I hope Theresa May won’t get shouted down by EU negotiators on this primary and important aspect of statehood.

Not only are the fishing zones rich, but so are the undersea resources, as are the wind resources for corporations that spend billions to build offshore wind farms.

In their entirety, UK marine zones represent almost uncountable riches, and the European Union can’t be happy about losing their claim on these abundant waters.


PM Theresa May must negotiate a reciprocal expat agreement that works for both UK and EU expats

At present, 1.3 million British citizens live in the EU, while 3.3 million EU citizens live in the United Kingdom.

But neither the European Union nor the United Kingdom has any particular obligation to host the others’ citizens after Brexit.

For example, EU citizens living in the UK have no special status and the UK isn’t obligated to allow them to continue to live or work in a post-Brexit Britain.
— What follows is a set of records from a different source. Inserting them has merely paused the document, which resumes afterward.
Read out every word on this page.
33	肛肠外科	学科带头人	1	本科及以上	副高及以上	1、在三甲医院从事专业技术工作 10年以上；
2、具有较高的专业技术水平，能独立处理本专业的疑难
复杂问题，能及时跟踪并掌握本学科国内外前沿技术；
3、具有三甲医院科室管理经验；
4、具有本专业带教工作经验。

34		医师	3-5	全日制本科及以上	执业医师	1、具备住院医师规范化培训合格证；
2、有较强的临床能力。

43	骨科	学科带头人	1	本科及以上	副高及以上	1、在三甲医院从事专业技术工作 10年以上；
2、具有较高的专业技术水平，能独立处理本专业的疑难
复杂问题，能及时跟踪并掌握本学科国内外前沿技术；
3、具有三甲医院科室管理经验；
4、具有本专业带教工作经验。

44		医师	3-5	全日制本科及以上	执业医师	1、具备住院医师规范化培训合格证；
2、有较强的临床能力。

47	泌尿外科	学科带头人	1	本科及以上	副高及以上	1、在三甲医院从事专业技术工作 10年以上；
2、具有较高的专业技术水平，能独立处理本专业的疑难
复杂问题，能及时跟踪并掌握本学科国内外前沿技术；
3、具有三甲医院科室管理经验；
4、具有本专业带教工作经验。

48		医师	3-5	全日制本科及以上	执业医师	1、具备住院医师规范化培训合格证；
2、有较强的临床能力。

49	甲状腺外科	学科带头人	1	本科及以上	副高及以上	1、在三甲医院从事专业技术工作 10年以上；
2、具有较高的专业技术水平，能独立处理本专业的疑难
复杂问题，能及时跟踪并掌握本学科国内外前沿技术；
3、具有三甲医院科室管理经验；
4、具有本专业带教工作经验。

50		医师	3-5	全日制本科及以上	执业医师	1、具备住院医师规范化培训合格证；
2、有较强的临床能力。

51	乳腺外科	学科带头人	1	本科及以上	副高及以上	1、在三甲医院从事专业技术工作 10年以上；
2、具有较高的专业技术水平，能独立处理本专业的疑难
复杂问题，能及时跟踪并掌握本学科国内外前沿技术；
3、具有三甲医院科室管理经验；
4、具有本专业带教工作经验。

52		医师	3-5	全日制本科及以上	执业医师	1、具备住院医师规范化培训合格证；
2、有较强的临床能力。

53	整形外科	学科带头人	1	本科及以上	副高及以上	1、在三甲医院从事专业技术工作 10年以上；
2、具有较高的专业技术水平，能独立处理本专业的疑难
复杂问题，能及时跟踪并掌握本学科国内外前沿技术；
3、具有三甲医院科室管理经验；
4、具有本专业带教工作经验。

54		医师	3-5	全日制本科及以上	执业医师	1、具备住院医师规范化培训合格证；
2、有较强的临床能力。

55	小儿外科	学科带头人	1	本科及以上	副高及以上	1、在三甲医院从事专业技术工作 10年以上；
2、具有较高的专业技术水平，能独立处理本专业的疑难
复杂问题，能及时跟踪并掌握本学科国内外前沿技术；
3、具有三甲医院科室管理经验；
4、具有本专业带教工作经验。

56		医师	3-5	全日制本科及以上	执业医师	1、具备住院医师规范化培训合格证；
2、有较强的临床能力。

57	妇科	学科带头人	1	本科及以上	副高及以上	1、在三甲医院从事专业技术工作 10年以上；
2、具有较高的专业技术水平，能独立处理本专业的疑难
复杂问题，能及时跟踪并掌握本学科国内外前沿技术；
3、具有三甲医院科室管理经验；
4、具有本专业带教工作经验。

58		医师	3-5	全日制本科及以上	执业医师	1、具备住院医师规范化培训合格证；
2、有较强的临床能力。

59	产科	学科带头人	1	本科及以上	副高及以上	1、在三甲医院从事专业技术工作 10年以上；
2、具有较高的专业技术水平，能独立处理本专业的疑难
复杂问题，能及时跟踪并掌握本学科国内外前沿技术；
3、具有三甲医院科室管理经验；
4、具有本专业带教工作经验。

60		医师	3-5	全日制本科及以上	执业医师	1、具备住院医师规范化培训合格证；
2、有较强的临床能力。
The same is true for Britons presently living in the EU whether they are working on the continent, attending university there, or have retired in the European Union.

One would like to think a standardized agreement for reciprocal expat rights can be signed immediately between the two blocs.

But it’s a situation where the benefits to politicians are relatively small, as only tiny numbers of voters are involved out of Europe’s total population of 504 million.

In the (hypothetical) worst-case scenario, three times as many EU citizens would be required to return to the EU while only 1.3 million Britons would be required to leave the European Union following Brexit.

Wouldn’t it be great if politicians could agree on a standardized bill of rights for all European expats?

Instead of the usual tug-of-war where the only eventuality is a ‘Win-Lose’ outcome, all European leaders should broaden their worldview and seek a pan-European ‘Win-Win’ agreement that works for all expats.

Goodwill and a ‘Win-Win’ attitude will be everything in regards to successful Brexit negotiations

Without those two ingredients, leaders on both sides will buy themselves years of misery and bad polls: But by employing those ingredients in generous measure, European leaders on both sides of the Brexit negotiations will prove their world-class credentials and abilities to 7.4 billion onlookers.